The Return of the King
By Anthony Casperson

With a title like that, how can I not talk about Tolkien’s masterpiece?

In the Lord of the Rings series, the remnants of the kingly sword Narsil remained in Rivendell. This sword was the symbol of the one who struck down Sauron. In the breaking of the sword, it’s master (Elendil) used the remnants to stop Sauron for a time.

During the time of the War for the Ring, the sword and symbol of Elendil’s line was reforged. Given to Elendil’s descendant, Aragorn, it was renamed Anduril. This sword carried with it great authority. The one who wielded it could command the Dead Men of Dunharrow, who owed a debt to the line of Gondor’s kings.

The sword itself showed Aragorn’s right to reign over the people of Gondor. And a great many of the now-returned Sauron’s armies fell to it. Though Aragorn always had the right to be king, it was the reforging of the sword that symbolized the return of the king.

As we finish our time looking through the “I Am” statements of Jesus in the writings of John, we come to Rev. 22:16. “I am the root and the descendant of David, the bright morning star.”

At the heels of the book of Revelation, this statement from Jesus reminds us of his coming final victory as King of kings. This idea of Jesus being both the root and descendant of David is strange. Jesus is both the progenitor of the kingly line of Israel and the final, eternal King of the line.

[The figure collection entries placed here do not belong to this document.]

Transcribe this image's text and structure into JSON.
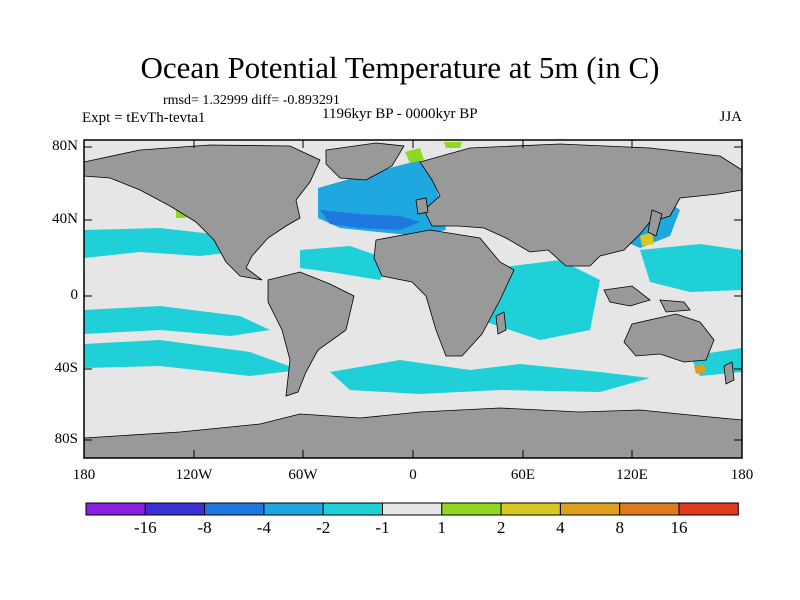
{
  "title": "Ocean Potential Temperature at 5m (in C)",
  "stats": "rmsd= 1.32999 diff= -0.893291",
  "experiment": "Expt = tEvTh-tevta1",
  "period": "1196kyr BP - 0000kyr BP",
  "season": "JJA",
  "axes": {
    "y_ticks": [
      "80N",
      "40N",
      "0",
      "40S",
      "80S"
    ],
    "x_ticks": [
      "180",
      "120W",
      "60W",
      "0",
      "60E",
      "120E",
      "180"
    ]
  },
  "colorbar": {
    "colors": [
      "#8a1fe0",
      "#3b2fd8",
      "#1f78e0",
      "#1fa8e0",
      "#1fd0d8",
      "#e6e6e6",
      "#8fd81f",
      "#d8c81f",
      "#e0a01f",
      "#e07a1f",
      "#e03a1f"
    ],
    "labels": [
      "-16",
      "-8",
      "-4",
      "-2",
      "-1",
      "1",
      "2",
      "4",
      "8",
      "16"
    ]
  },
  "field_colors": {
    "land": "#999999",
    "neutral": "#e6e6e6",
    "minus1": "#1fd0d8",
    "minus2": "#1fa8e0",
    "minus4": "#1f78e0",
    "plus1": "#8fd81f",
    "plus2": "#d8c81f",
    "plus4": "#e0a01f"
  }
}
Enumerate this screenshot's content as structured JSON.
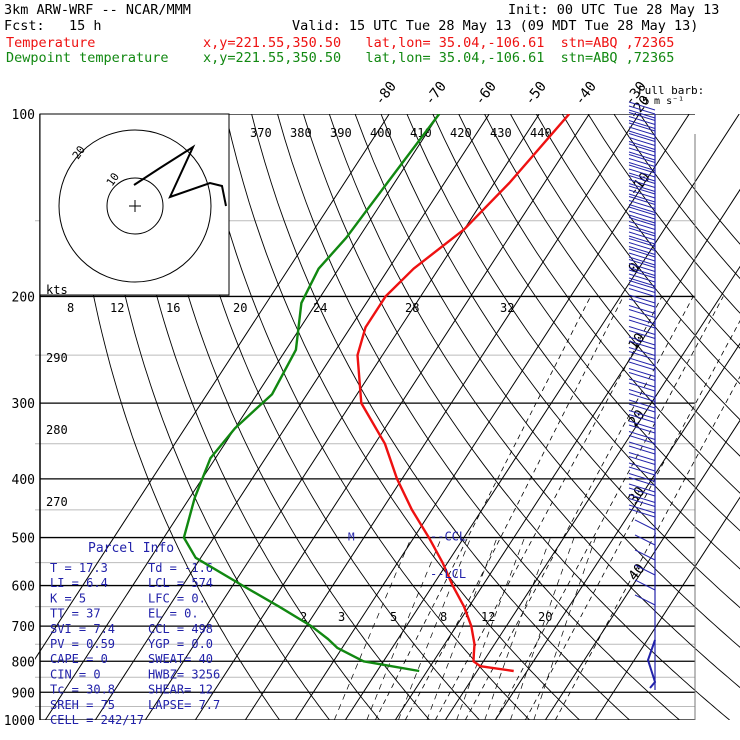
{
  "header": {
    "model": "3km ARW-WRF -- NCAR/MMM",
    "init": "Init: 00 UTC Tue 28 May 13",
    "fcst": "Fcst:   15 h",
    "valid": "Valid: 15 UTC Tue 28 May 13 (09 MDT Tue 28 May 13)",
    "temp_label": "Temperature",
    "temp_loc": "x,y=221.55,350.50   lat,lon= 35.04,-106.61  stn=ABQ ,72365",
    "dew_label": "Dewpoint temperature",
    "dew_loc": "x,y=221.55,350.50   lat,lon= 35.04,-106.61  stn=ABQ ,72365"
  },
  "barb_legend": {
    "line1": "Full barb:",
    "line2": "5 m s⁻¹"
  },
  "colors": {
    "temperature": "#ee1111",
    "dewpoint": "#118811",
    "parcel_title": "#2222aa",
    "wind": "#2222aa",
    "isobar": "#000000",
    "guide": "#bbbbbb"
  },
  "parcel_info": {
    "title": "Parcel Info",
    "rows": [
      {
        "a": "T  =    17.3",
        "b": "Td =  -1.6"
      },
      {
        "a": "LI =     6.4",
        "b": "LCL =  574"
      },
      {
        "a": "K  =       5",
        "b": "LFC =   0."
      },
      {
        "a": "TT =      37",
        "b": "EL  =   0."
      },
      {
        "a": "SVI =    7.4",
        "b": "CCL =  498"
      },
      {
        "a": "PV  =   0.59",
        "b": "YGP =  0.0"
      },
      {
        "a": "CAPE =     0",
        "b": "SWEAT=  40"
      },
      {
        "a": "CIN  =     0",
        "b": "HWBZ= 3256"
      },
      {
        "a": "Tc  =   30.8",
        "b": "SHEAR=  12"
      },
      {
        "a": "SREH =    75",
        "b": "LAPSE=  7.7"
      },
      {
        "a": "CELL = 242/17",
        "b": ""
      }
    ]
  },
  "hodograph": {
    "units": "kts",
    "ring_labels": [
      "10",
      "20"
    ]
  },
  "chart_data": {
    "type": "line",
    "title": "",
    "xlabel": "",
    "ylabel": "",
    "pressure_scale": "log",
    "pressure_ticks": [
      100,
      200,
      300,
      400,
      500,
      600,
      700,
      800,
      900,
      1000
    ],
    "isotherm_labels": [
      -80,
      -70,
      -60,
      -50,
      -40,
      -30,
      -20,
      -10,
      0,
      10,
      20,
      30,
      40
    ],
    "theta_labels": [
      370,
      380,
      390,
      400,
      410,
      420,
      430,
      440
    ],
    "theta_low_labels": [
      290,
      280,
      270
    ],
    "mixing_ratio_labels": [
      8,
      12,
      16,
      20,
      24,
      28,
      32
    ],
    "mixing_ratio_low_labels": [
      2,
      3,
      5,
      8,
      12,
      20
    ],
    "lcl_markers": [
      {
        "label": "--CCL",
        "p": 498
      },
      {
        "label": "--LCL",
        "p": 574
      }
    ],
    "series": [
      {
        "name": "Temperature",
        "points": [
          [
            100,
            -44.0
          ],
          [
            130,
            -47.0
          ],
          [
            155,
            -50.0
          ],
          [
            180,
            -55.0
          ],
          [
            200,
            -57.0
          ],
          [
            225,
            -57.0
          ],
          [
            250,
            -55.0
          ],
          [
            300,
            -48.0
          ],
          [
            350,
            -38.0
          ],
          [
            400,
            -31.0
          ],
          [
            450,
            -24.0
          ],
          [
            500,
            -17.0
          ],
          [
            550,
            -11.0
          ],
          [
            600,
            -6.0
          ],
          [
            650,
            -1.0
          ],
          [
            700,
            3.0
          ],
          [
            750,
            6.0
          ],
          [
            775,
            7.0
          ],
          [
            800,
            8.0
          ],
          [
            815,
            10.0
          ],
          [
            830,
            17.3
          ]
        ]
      },
      {
        "name": "Dewpoint temperature",
        "points": [
          [
            100,
            -70.0
          ],
          [
            120,
            -71.0
          ],
          [
            145,
            -72.0
          ],
          [
            160,
            -72.5
          ],
          [
            180,
            -74.0
          ],
          [
            205,
            -73.0
          ],
          [
            245,
            -68.0
          ],
          [
            290,
            -67.0
          ],
          [
            330,
            -70.0
          ],
          [
            370,
            -71.0
          ],
          [
            430,
            -69.0
          ],
          [
            500,
            -66.0
          ],
          [
            540,
            -61.0
          ],
          [
            600,
            -48.0
          ],
          [
            650,
            -38.0
          ],
          [
            700,
            -29.0
          ],
          [
            735,
            -24.0
          ],
          [
            760,
            -21.0
          ],
          [
            800,
            -14.0
          ],
          [
            830,
            -1.6
          ]
        ]
      }
    ]
  }
}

Talking about being the root, Jesus reminds us that the whole of history leads to the future moment recorded in Revelation. God had been laying his plans of salvation from the beginning of the world. And at the very center of it, the spark that begins the whole process, is the second Person of the Trinity, the one who became enfleshed in humanity, Jesus.

The whole nation of Israel and their kingly line flowing through David had been planned long ago, because God had planned the life of Jesus, a physical descendant of David, to bring about salvation. The line of David was meant to bring forth the future King Jesus. It is for the purpose of Jesus being King that the whole line of David exists. And yet, it is only through the bloodline of David that Jesus could have the right to reign.

And it is this right that makes Jesus the “bright morning star.” The only other time in the New Testament that this word is used is found in Rev. 2:26-28. Here, Jesus speaks to the church in Thyatira. In his promise to them, he says that the one who overcomes, those who gain victory by standing firm in Jesus, will be given authority. They will be given the morning star.

The morning star is the symbol of authority. Interestingly, if we go back to Anduril for a second. The name Anduril means “Flame of the West,” which can be literally translated as “brilliant sunset.” I think Tolkien’s naming of the symbol of the kingly line as the “bright evening star” comes as homage to Jesus as the “bright morning star.”

Jesus is the reason for the kingly line, the great and final King, and symbol of that very authority all wrapped up in one. He is the conquering King, returned to lay claim to the right he had all along.

This final “I Am” statement is Jesus saying, “The King has returned. Every enemy has been defeated. And I now bring peace to my people.”

“I am the root and descendant of David, the bright morning star.” Long live the King!